I delivered this rant on "Ralston Reports" on Friday -- the video is elsewhere on the site, a couple of minutes into the program:

April Mastroluca’s resignation from the Assembly reinforces what I have long thought about our Carson City Gang of 63:

It’s time to end the citizen Legislature in Nevada. And it’s time to end the biennial Legislature in Nevada.

If my sources are right, Mastroluca is leaving because she couldn’t afford to feed her family by sojourning in Carson City four months every other year. A legislator’s salary is probably less than what it costs to fuel Sheldon Adelson’s plane to fly to Macau. Add in the few perks and it’s a ten thousand dollar proposition for two years.

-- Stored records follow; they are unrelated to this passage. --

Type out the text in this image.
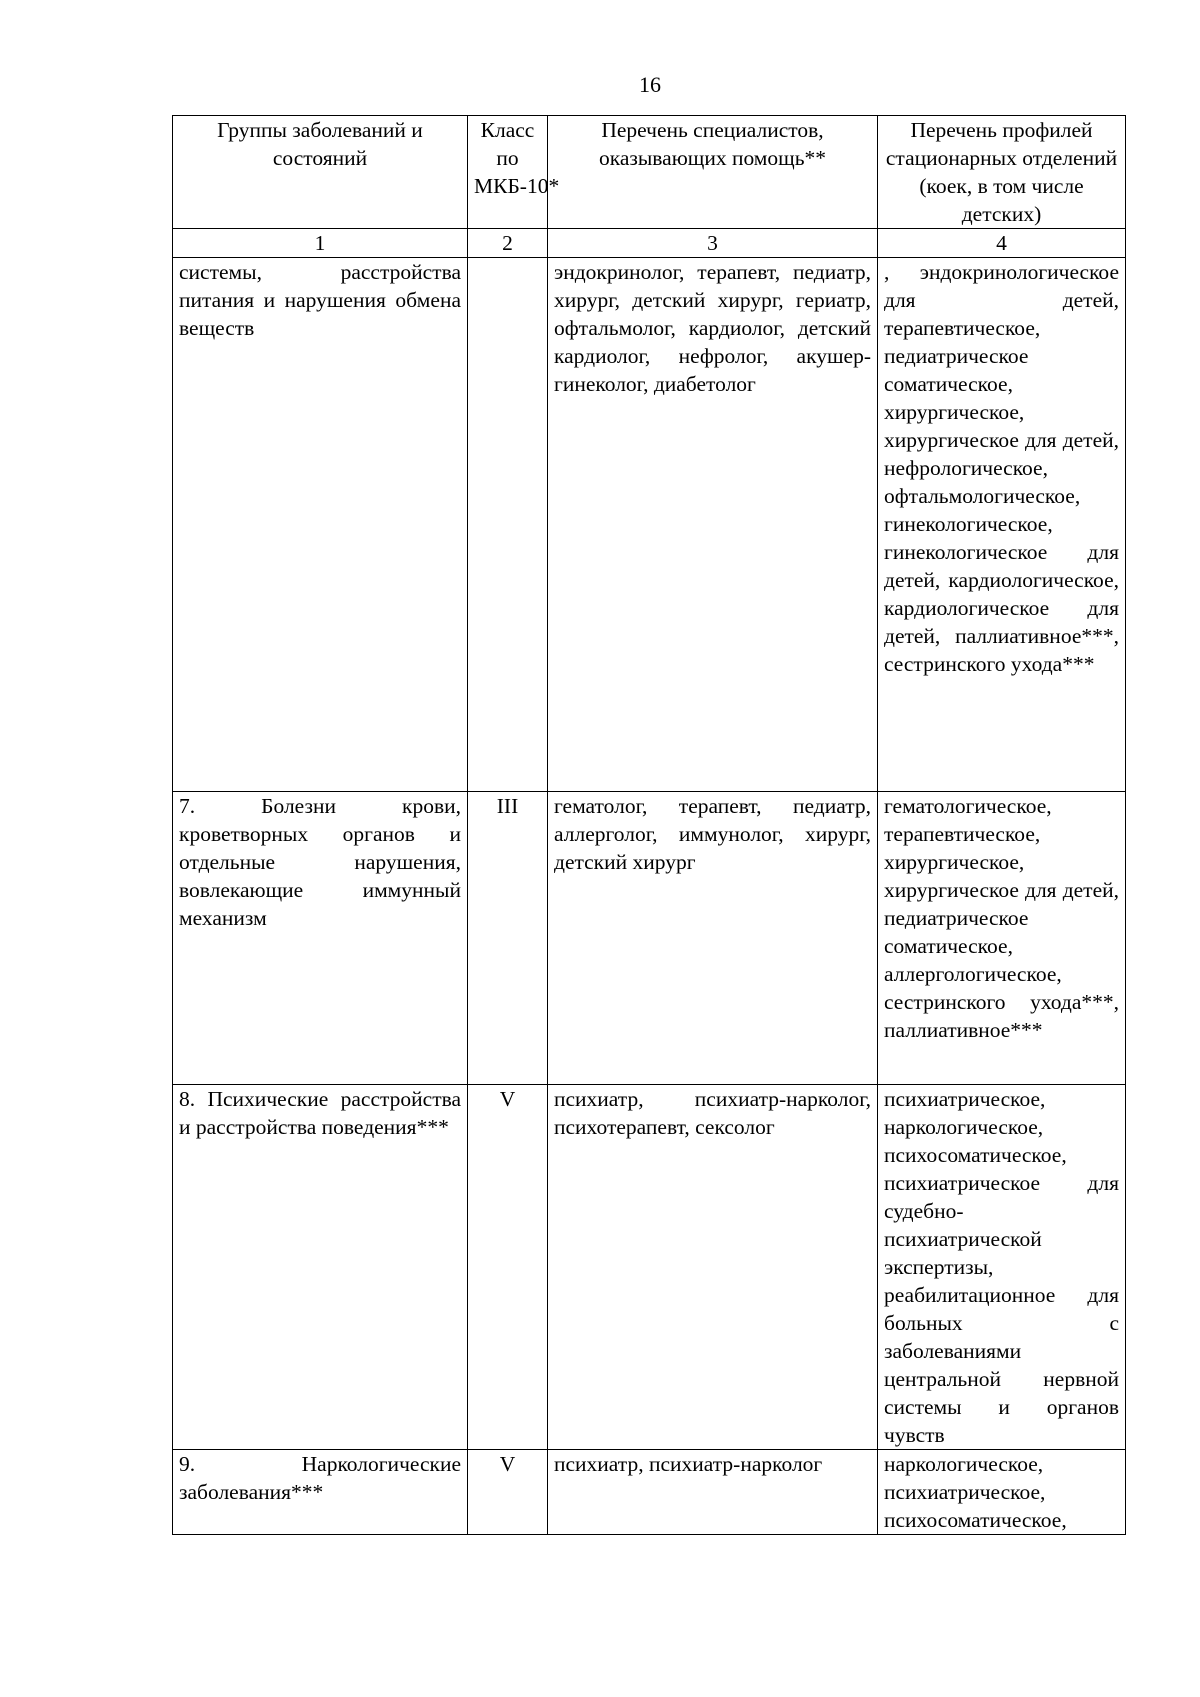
16
Группы заболеваний и состояний	Класс по МКБ-10*	Перечень специалистов, оказывающих помощь**	Перечень профилей стационарных отделений (коек, в том числе детских)
1	2	3	4
системы, расстройства питания и нарушения обмена веществ		эндокринолог, терапевт, педиатр, хирург, детский хирург, гериатр, офтальмолог, кардиолог, детский кардиолог, нефролог, акушер-гинеколог, диабетолог	, эндокринологическое для детей, терапевтическое, педиатрическое соматическое, хирургическое, хирургическое для детей, нефрологическое, офтальмологическое, гинекологическое, гинекологическое для детей, кардиологическое, кардиологическое для детей, паллиативное***, сестринского ухода***
7. Болезни крови, кроветворных органов и отдельные нарушения, вовлекающие иммунный механизм	III	гематолог, терапевт, педиатр, аллерголог, иммунолог, хирург, детский хирург	гематологическое, терапевтическое, хирургическое, хирургическое для детей, педиатрическое соматическое, аллергологическое, сестринского ухода***, паллиативное***
8. Психические расстройства и расстройства поведения***	V	психиатр, психиатр-нарколог, психотерапевт, сексолог	психиатрическое, наркологическое, психосоматическое, психиатрическое для судебно-психиатрической экспертизы, реабилитационное для больных с заболеваниями центральной нервной системы и органов чувств
9. Наркологические заболевания***	V	психиатр, психиатр-нарколог	наркологическое, психиатрическое, психосоматическое,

Who would do that? Generally, two kinds of people: People rich enough to take that kind of time away from their jobs and/or families. And people who think ten grand a year is a good salary. That’s scary, right?

This is not about losing Mastroluca. Yes, she was slated to chair the powerful Ways and means Committee. But she was barely out of her rookie’s uniform – this would have been her third session. She had yet to prove just how effective she might have been.

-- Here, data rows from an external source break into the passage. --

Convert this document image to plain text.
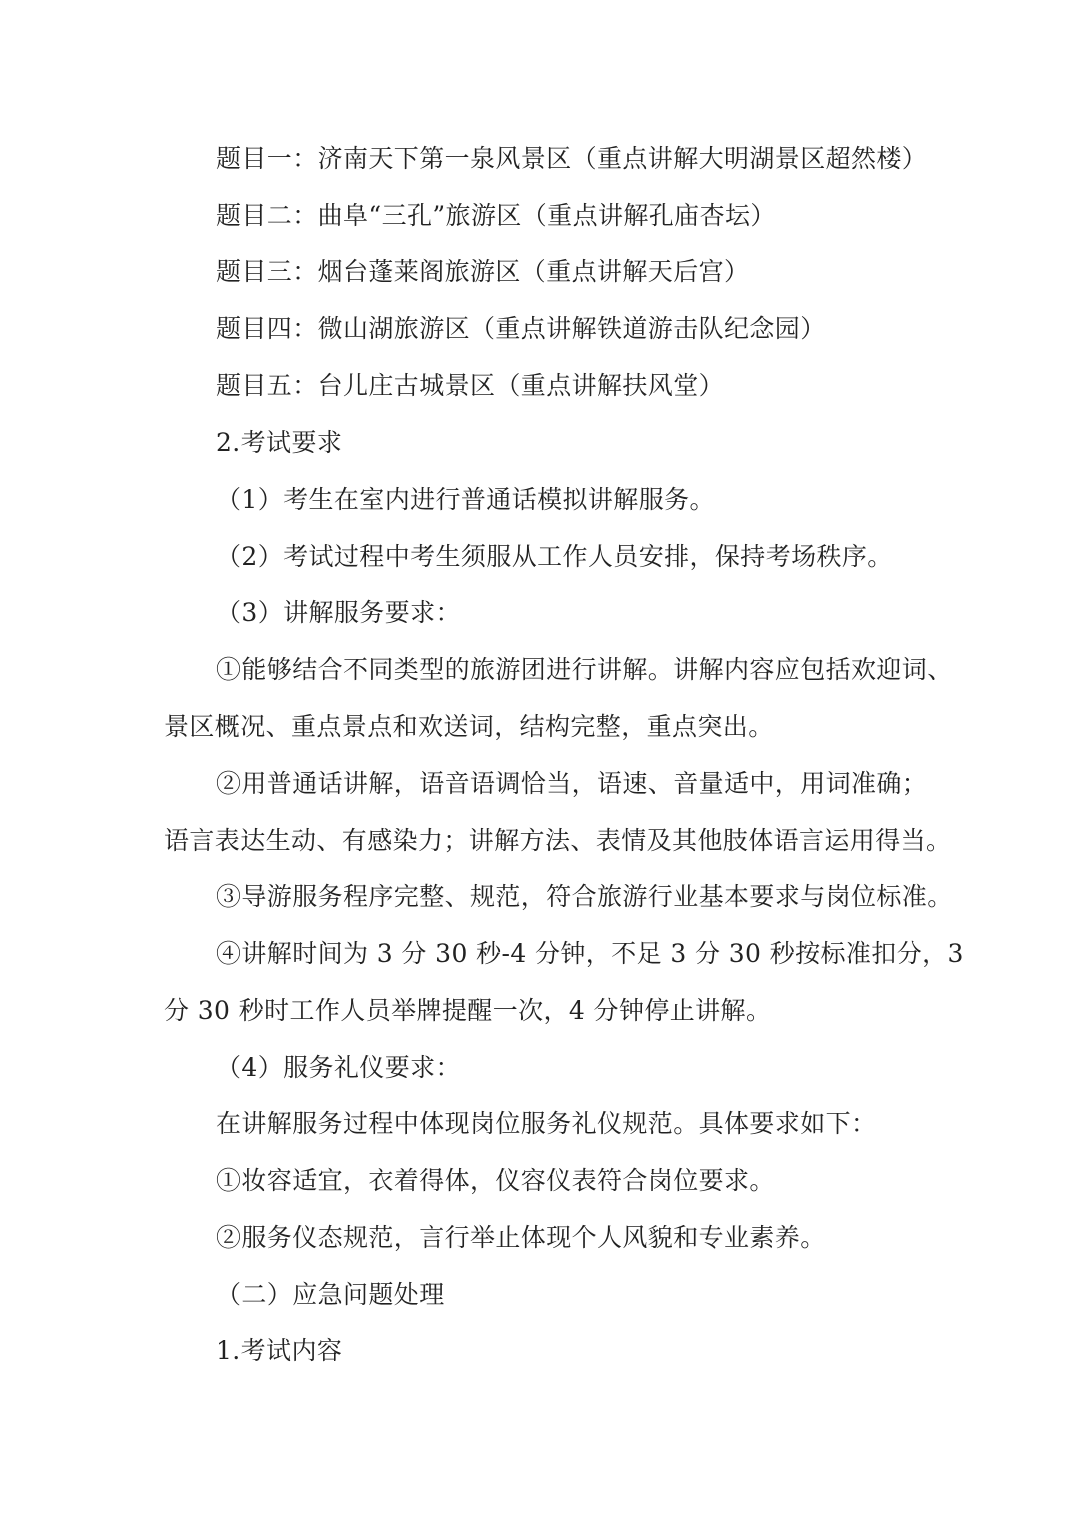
题目一：济南天下第一泉风景区（重点讲解大明湖景区超然楼）
题目二：曲阜“三孔”旅游区（重点讲解孔庙杏坛）
题目三：烟台蓬莱阁旅游区（重点讲解天后宫）
题目四：微山湖旅游区（重点讲解铁道游击队纪念园）
题目五：台儿庄古城景区（重点讲解扶风堂）
2.考试要求
（1）考生在室内进行普通话模拟讲解服务。
（2）考试过程中考生须服从工作人员安排，保持考场秩序。
（3）讲解服务要求：
①能够结合不同类型的旅游团进行讲解。讲解内容应包括欢迎词、
景区概况、重点景点和欢送词，结构完整，重点突出。
②用普通话讲解，语音语调恰当，语速、音量适中，用词准确；
语言表达生动、有感染力；讲解方法、表情及其他肢体语言运用得当。
③导游服务程序完整、规范，符合旅游行业基本要求与岗位标准。
④讲解时间为 3 分 30 秒-4 分钟，不足 3 分 30 秒按标准扣分，3
分 30 秒时工作人员举牌提醒一次，4 分钟停止讲解。
（4）服务礼仪要求：
在讲解服务过程中体现岗位服务礼仪规范。具体要求如下：
①妆容适宜，衣着得体，仪容仪表符合岗位要求。
②服务仪态规范，言行举止体现个人风貌和专业素养。
（二）应急问题处理
1.考试内容
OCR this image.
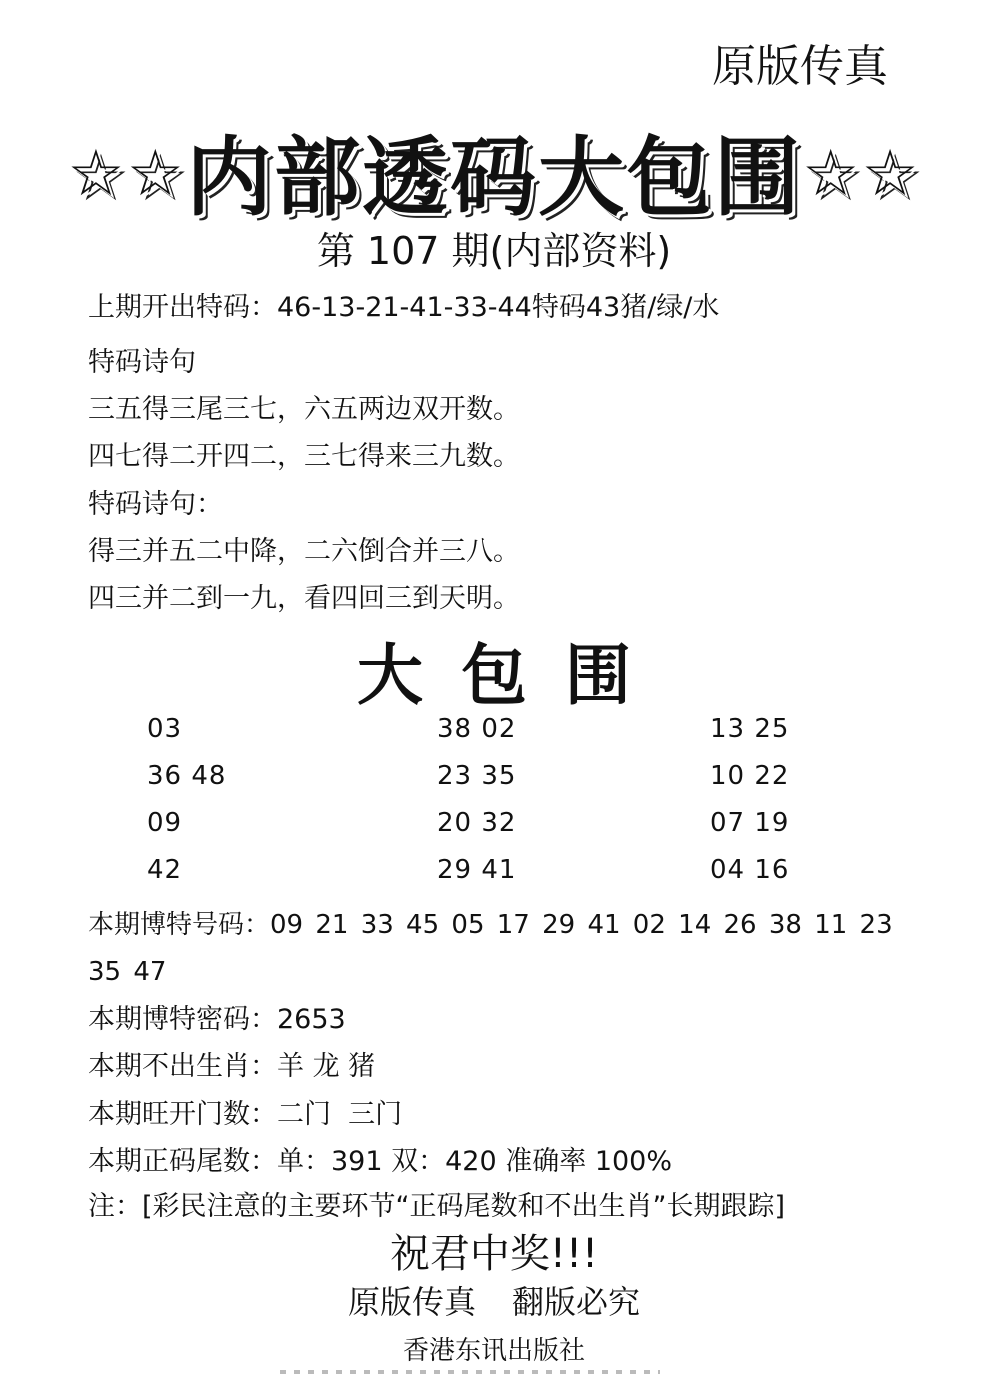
原版传真
☆☆内部透码大包围☆☆
第 107 期(内部资料)
上期开出特码：46-13-21-41-33-44特码43猪/绿/水
特码诗句
三五得三尾三七，六五两边双开数。
四七得二开四二，三七得来三九数。
特码诗句：
得三并五二中降，二六倒合并三八。
四三并二到一九，看四回三到天明。
大包围
03	38 02	13 25
36 48	23 35	10 22
09	20 32	07 19
42	29 41	04 16
本期博特号码：09 21 33 45 05 17 29 41 02 14 26 38 11 23 35 47
本期博特密码：2653
本期不出生肖：羊 龙 猪
本期旺开门数：二门  三门
本期正码尾数：单：391 双：420 准确率 100%
注：[彩民注意的主要环节“正码尾数和不出生肖”长期跟踪]
祝君中奖!!!
原版传真 翻版必究
香港东讯出版社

But why in the world would we want people up there inevitably facing financial pressures and with lobbyists dangling promises in front of them? Loosening that money vise and having them meet every year would produce better legislators and better laws.

Oh, I know: Few people agree with me.

Imagine what Mark Twain, whose 177th birthday was Friday, would have said. Maybe what he said about a century and a half ago: “No man's life, liberty, or property are safe while the legislature is in session."

Twain would be appalled at giving people he considered thieves more time to steal the public’s business. But these are territorial days no more – and Nevada is long overdue to modernize its legislative process.

It’s not just that we get what we pay for. It’s that the term limits gutting of experience and talent has exacerbated an endemic problem.  Offer people a good salary. Give them well-paid staff. And have them meet every year so it’s not like throwing darts at a faraway dartboard to project what will happen in the state and what Nevada’s needs might be.

The state’s Economic Forum, charged with this impossible task, met Friday to give it a best guess. But that’s all it really is, educated though it might be, as even longtime fiscal maven Marvin Leavitt acknowledged. And they may be the only folks with a huge impact on the Legislature paid even less than the Gang of 63.

I don’t hold out much hope that Mastroluca's departure will get people thinking about how to dramatically change the process. Having a citizen Legislature is quaint. Meeting every other year is even more anachronistic.

This is not Mark Twain’s state anymore. It’s time in this, and in many things, for Nevada to grow up.